Pierce's attorney, Genie Harrison said she was ``disappointed that the City Council chose not to settle the case. ``In light of that decision, we expect the case to go to trial and we expect to put on a very powerful case,'' she told reporters. That’s what Councilman Wesson said he is afraid of. “I believe the city has already lost this case,” said Wesson. “When this case goes to trial, the jury will come back with an award significantly higher than $2.7 million. As much as it pains me to pay 2.7 million dollars for any settlement, in my opinion it is the fiscally responsible thing to do…”
Before the case goes to trial in March, the city has the choice to offer another settlement. However, Villaraigosa did not say whether he would encourage another, much lower settlement or if the city should go to trial. The city council had initially approved the settlement, which also provided him with a lifelong pension. They rescinded the decision after some photos of Pierce surfaced that showed him participating in hazing activity against other firefighters. Harrison told reporters the photos were taken more than a decade ago and are irrelevant to her client's case.
Councilman Bernard Parks said he is “extremely disappointed” by the vote although he expected it. “[It] sent a clear message to those in city departments fighting racism and sexism to stay quiet and keep your complaints to yourself,” he said in a statement. “To the optimists who believe that the Civil Rights Movement has come a long way, it is clear by this decision that we have not.”

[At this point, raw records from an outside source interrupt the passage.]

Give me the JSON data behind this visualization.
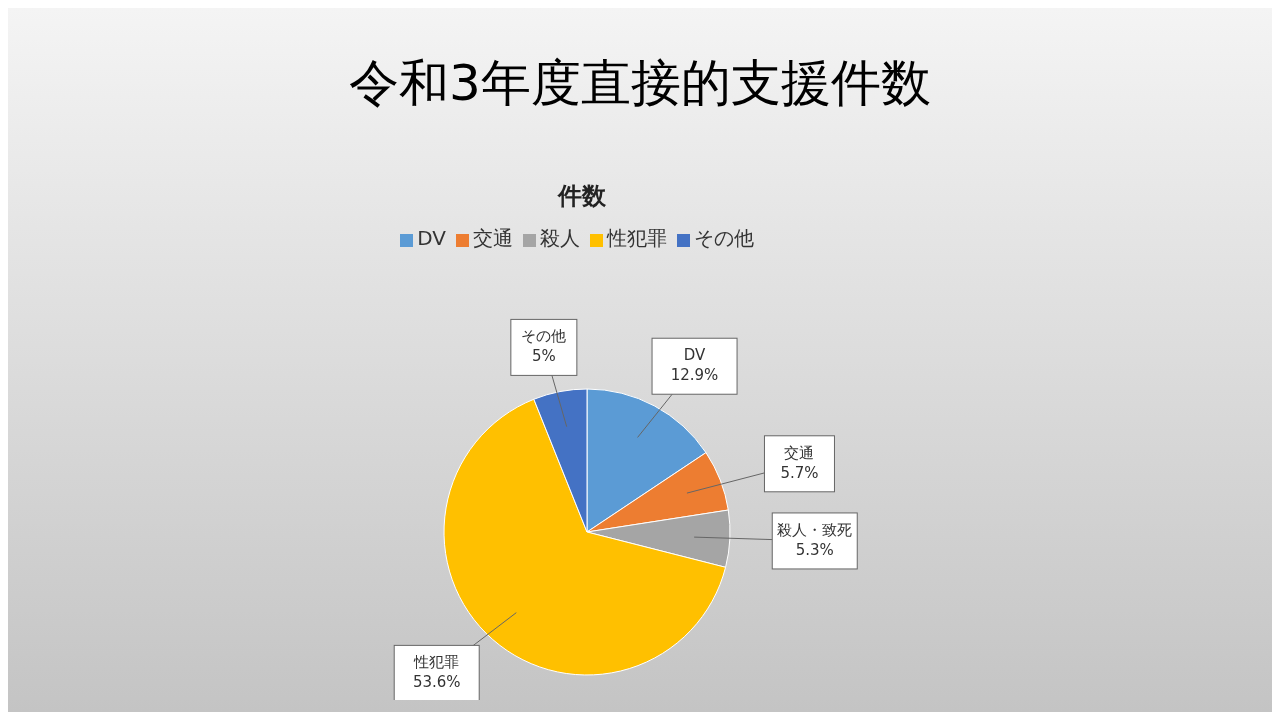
{
  "chart_data": {
    "type": "pie",
    "title": "令和3年度直接的支援件数",
    "subtitle": "件数",
    "categories": [
      "DV",
      "交通",
      "殺人",
      "性犯罪",
      "その他"
    ],
    "values": [
      12.9,
      5.7,
      5.3,
      53.6,
      5
    ],
    "colors": [
      "#5b9bd5",
      "#ed7d31",
      "#a5a5a5",
      "#ffc000",
      "#4472c4"
    ],
    "value_labels": [
      "DV\n12.9%",
      "交通\n5.7%",
      "殺人・致死\n5.3%",
      "性犯罪\n53.6%",
      "その他\n5%"
    ],
    "legend": "top"
  }
}
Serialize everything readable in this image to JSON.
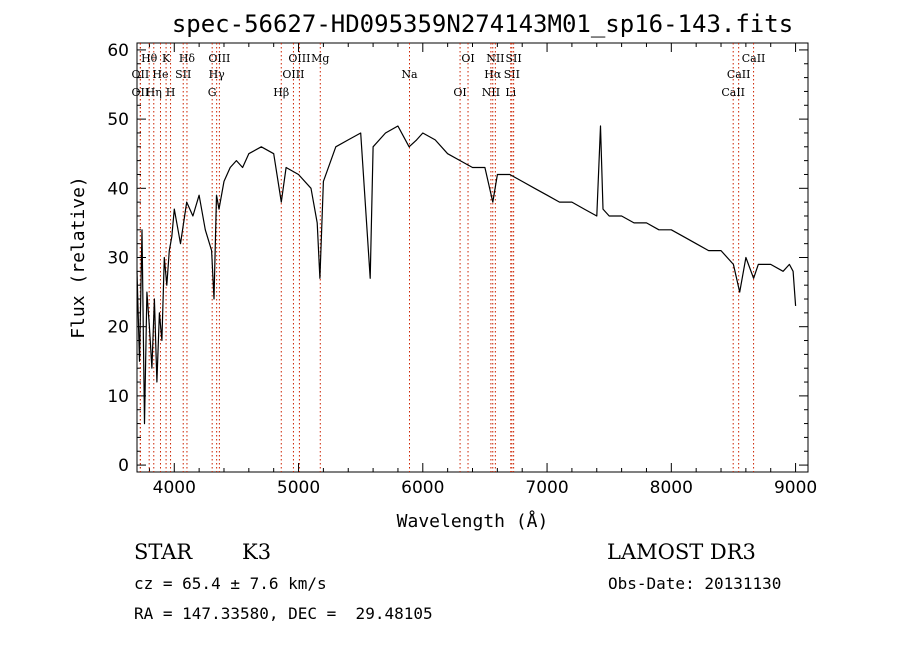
{
  "chart_data": {
    "type": "line",
    "title": "spec-56627-HD095359N274143M01_sp16-143.fits",
    "xlabel": "Wavelength (Å)",
    "ylabel": "Flux (relative)",
    "xlim": [
      3700,
      9100
    ],
    "ylim": [
      -1,
      61
    ],
    "xticks": [
      4000,
      5000,
      6000,
      7000,
      8000,
      9000
    ],
    "xtick_labels": [
      "4000",
      "5000",
      "6000",
      "7000",
      "8000",
      "9000"
    ],
    "yticks": [
      0,
      10,
      20,
      30,
      40,
      50,
      60
    ],
    "ytick_labels": [
      "0",
      "10",
      "20",
      "30",
      "40",
      "50",
      "60"
    ],
    "grid": false,
    "series": [
      {
        "name": "flux",
        "color": "#000000",
        "x": [
          3700,
          3720,
          3740,
          3760,
          3780,
          3800,
          3820,
          3840,
          3860,
          3880,
          3900,
          3920,
          3940,
          3960,
          3980,
          4000,
          4050,
          4100,
          4150,
          4200,
          4250,
          4300,
          4320,
          4340,
          4360,
          4400,
          4450,
          4500,
          4550,
          4600,
          4700,
          4800,
          4861,
          4900,
          5000,
          5100,
          5150,
          5172,
          5200,
          5300,
          5400,
          5500,
          5577,
          5600,
          5700,
          5800,
          5890,
          5950,
          6000,
          6100,
          6200,
          6300,
          6400,
          6500,
          6563,
          6600,
          6700,
          6800,
          6900,
          7000,
          7100,
          7200,
          7300,
          7400,
          7430,
          7450,
          7500,
          7600,
          7700,
          7800,
          7900,
          8000,
          8100,
          8200,
          8300,
          8400,
          8500,
          8550,
          8600,
          8662,
          8700,
          8800,
          8900,
          8950,
          8980,
          9000
        ],
        "y": [
          28,
          15,
          34,
          6,
          25,
          20,
          14,
          24,
          12,
          22,
          18,
          30,
          26,
          31,
          33,
          37,
          32,
          38,
          36,
          39,
          34,
          31,
          24,
          39,
          37,
          41,
          43,
          44,
          43,
          45,
          46,
          45,
          38,
          43,
          42,
          40,
          35,
          27,
          41,
          46,
          47,
          48,
          27,
          46,
          48,
          49,
          46,
          47,
          48,
          47,
          45,
          44,
          43,
          43,
          38,
          42,
          42,
          41,
          40,
          39,
          38,
          38,
          37,
          36,
          49,
          37,
          36,
          36,
          35,
          35,
          34,
          34,
          33,
          32,
          31,
          31,
          29,
          25,
          30,
          27,
          29,
          29,
          28,
          29,
          28,
          23
        ]
      }
    ],
    "lines": [
      {
        "label": "Hθ",
        "wavelength": 3798
      },
      {
        "label": "OII",
        "wavelength": 3727
      },
      {
        "label": "OII",
        "wavelength": 3727
      },
      {
        "label": "K",
        "wavelength": 3934
      },
      {
        "label": "He",
        "wavelength": 3889
      },
      {
        "label": "Hη",
        "wavelength": 3835
      },
      {
        "label": "Hδ",
        "wavelength": 4102
      },
      {
        "label": "SII",
        "wavelength": 4072
      },
      {
        "label": "H",
        "wavelength": 3970
      },
      {
        "label": "OIII",
        "wavelength": 4363
      },
      {
        "label": "Hγ",
        "wavelength": 4341
      },
      {
        "label": "G",
        "wavelength": 4305
      },
      {
        "label": "OIII",
        "wavelength": 5007
      },
      {
        "label": "OIII",
        "wavelength": 4959
      },
      {
        "label": "Hβ",
        "wavelength": 4861
      },
      {
        "label": "Mg",
        "wavelength": 5175
      },
      {
        "label": "Na",
        "wavelength": 5893
      },
      {
        "label": "OI",
        "wavelength": 6300
      },
      {
        "label": "OI",
        "wavelength": 6364
      },
      {
        "label": "Hα",
        "wavelength": 6563
      },
      {
        "label": "NII",
        "wavelength": 6548
      },
      {
        "label": "NII",
        "wavelength": 6584
      },
      {
        "label": "SII",
        "wavelength": 6717
      },
      {
        "label": "Li",
        "wavelength": 6708
      },
      {
        "label": "SII",
        "wavelength": 6731
      },
      {
        "label": "CaII",
        "wavelength": 8542
      },
      {
        "label": "CaII",
        "wavelength": 8498
      },
      {
        "label": "CaII",
        "wavelength": 8662
      }
    ]
  },
  "info": {
    "class_label": "STAR",
    "subclass": "K3",
    "survey": "LAMOST DR3",
    "cz_text": "cz = 65.4 ± 7.6 km/s",
    "obs_date": "Obs-Date: 20131130",
    "coords": "RA = 147.33580, DEC =  29.48105"
  },
  "colors": {
    "line_marker": "#cc2200",
    "spectrum": "#000000"
  }
}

Councilmembers Bill Rosendhal and Dennis Zine had been against the settlement terms from the beginning, calling the dog food incident more of a “bad prank” than racial discrimination. Villaraigosa said he agreed with them after he saw the photos and urged councilmembers to reconsider the settlement, stating that the money he asks for should be used responsibly in Los Angeles. But Parks, like Wesson believes the council’s decision has made things a lot worse. “It is my hope,” he said, “that those who visibly called for and voted for the veto will be equally visible if the city is required to pay more than what was originally agreed upon in the settlement.”